We’re getting close to warm weather and that means patio parties and barbecues! So it’s time to look back at one of our favorite recipes. Several years back someone passed on a copy of a recipe that had been copied over and over again. It was suppose to be the KFC Coleslaw recipe. I’m going to admit it, I’m not a huge fan of coleslaw, but theirs has always hit the spot. So I gave it a try that year for the 4th of July, and not only was it spot on – but had everyone raving about it! It’s as easy as shred, mix and eat! Now.. I’m off to find a copycat gluten free version of their biscuits.. mmmmm!
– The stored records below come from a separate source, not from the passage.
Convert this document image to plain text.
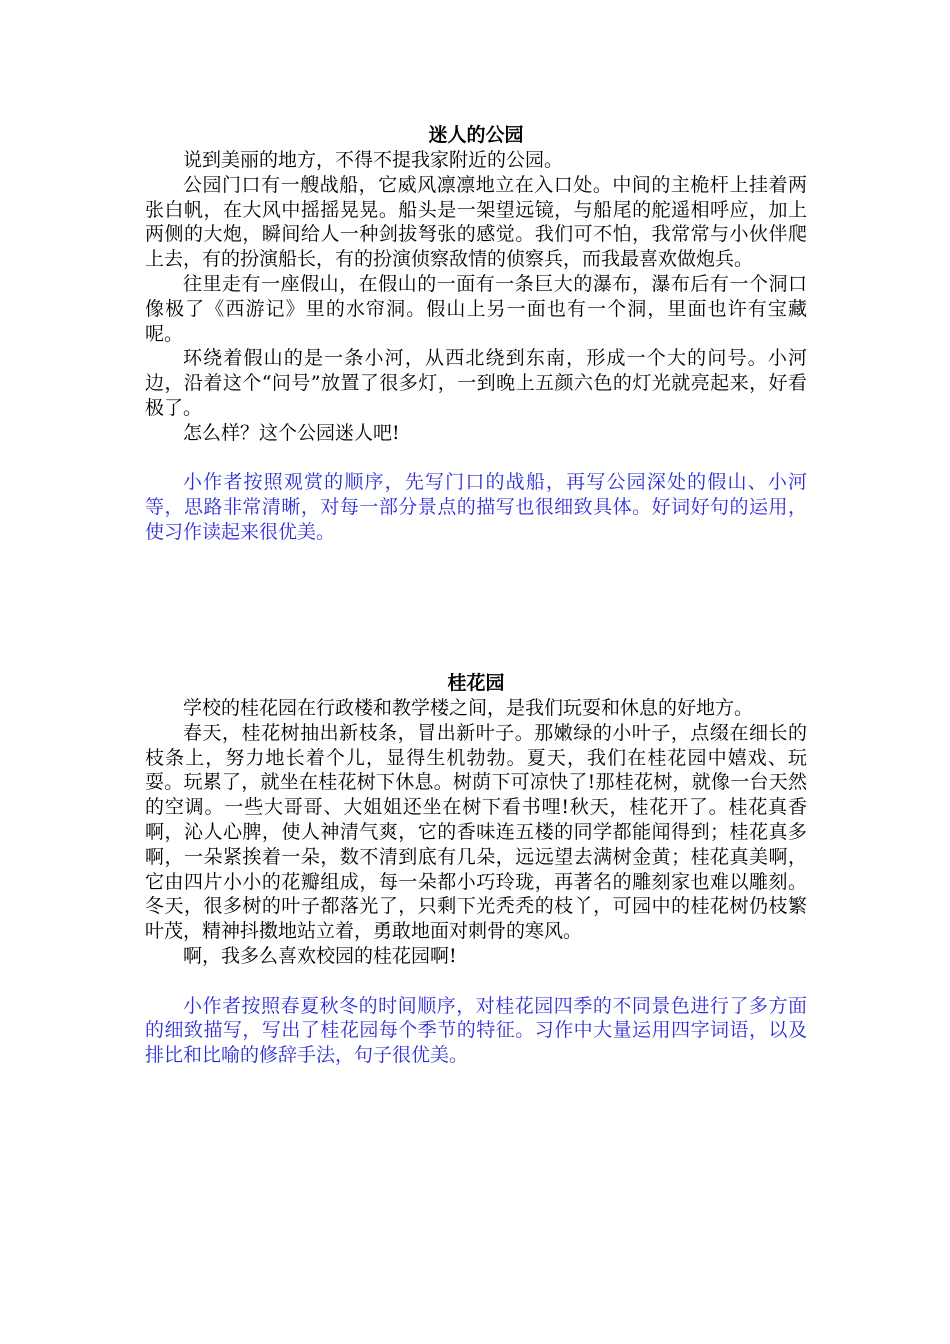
迷人的公园

说到美丽的地方，不得不提我家附近的公园。

公园门口有一艘战船，它威风凛凛地立在入口处。中间的主桅杆上挂着两张白帆，在大风中摇摇晃晃。船头是一架望远镜，与船尾的舵遥相呼应，加上两侧的大炮，瞬间给人一种剑拔弩张的感觉。我们可不怕，我常常与小伙伴爬上去，有的扮演船长，有的扮演侦察敌情的侦察兵，而我最喜欢做炮兵。

往里走有一座假山，在假山的一面有一条巨大的瀑布，瀑布后有一个洞口像极了《西游记》里的水帘洞。假山上另一面也有一个洞，里面也许有宝藏呢。

环绕着假山的是一条小河，从西北绕到东南，形成一个大的问号。小河边，沿着这个“问号”放置了很多灯，一到晚上五颜六色的灯光就亮起来，好看极了。

怎么样？这个公园迷人吧!

小作者按照观赏的顺序，先写门口的战船，再写公园深处的假山、小河等，思路非常清晰，对每一部分景点的描写也很细致具体。好词好句的运用，使习作读起来很优美。

桂花园

学校的桂花园在行政楼和教学楼之间，是我们玩耍和休息的好地方。

春天，桂花树抽出新枝条，冒出新叶子。那嫩绿的小叶子，点缀在细长的枝条上，努力地长着个儿，显得生机勃勃。夏天，我们在桂花园中嬉戏、玩耍。玩累了，就坐在桂花树下休息。树荫下可凉快了!那桂花树，就像一台天然的空调。一些大哥哥、大姐姐还坐在树下看书哩!秋天，桂花开了。桂花真香啊，沁人心脾，使人神清气爽，它的香味连五楼的同学都能闻得到；桂花真多啊，一朵紧挨着一朵，数不清到底有几朵，远远望去满树金黄；桂花真美啊，它由四片小小的花瓣组成，每一朵都小巧玲珑，再著名的雕刻家也难以雕刻。冬天，很多树的叶子都落光了，只剩下光秃秃的枝丫，可园中的桂花树仍枝繁叶茂，精神抖擞地站立着，勇敢地面对刺骨的寒风。

啊，我多么喜欢校园的桂花园啊!

小作者按照春夏秋冬的时间顺序，对桂花园四季的不同景色进行了多方面的细致描写，写出了桂花园每个季节的特征。习作中大量运用四字词语，以及排比和比喻的修辞手法，句子很优美。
Enjoy!
- 1 Head of Cabbage (about 2 1/2 lbs) chopped
- 2 Carrots, chopped
- 3 tbs Finely Chopped Onion
- 1 cup Salad Dressing or Mayonnaise
- 1/2 cup Sugar
- 1 1/4 tsp Salt
- 1/4 cup Tarragon Vinegar
- 1/4 cup Canola Oil
- Combine cabbage, carrots and onion in a large bowl.
- Whisk together mayonnaise, sugar, salt, vinegar and oil in a small bowl.
- Pour over vegetable mixture, toss to coat.
- Cover and chill for at least 2 hours before serving.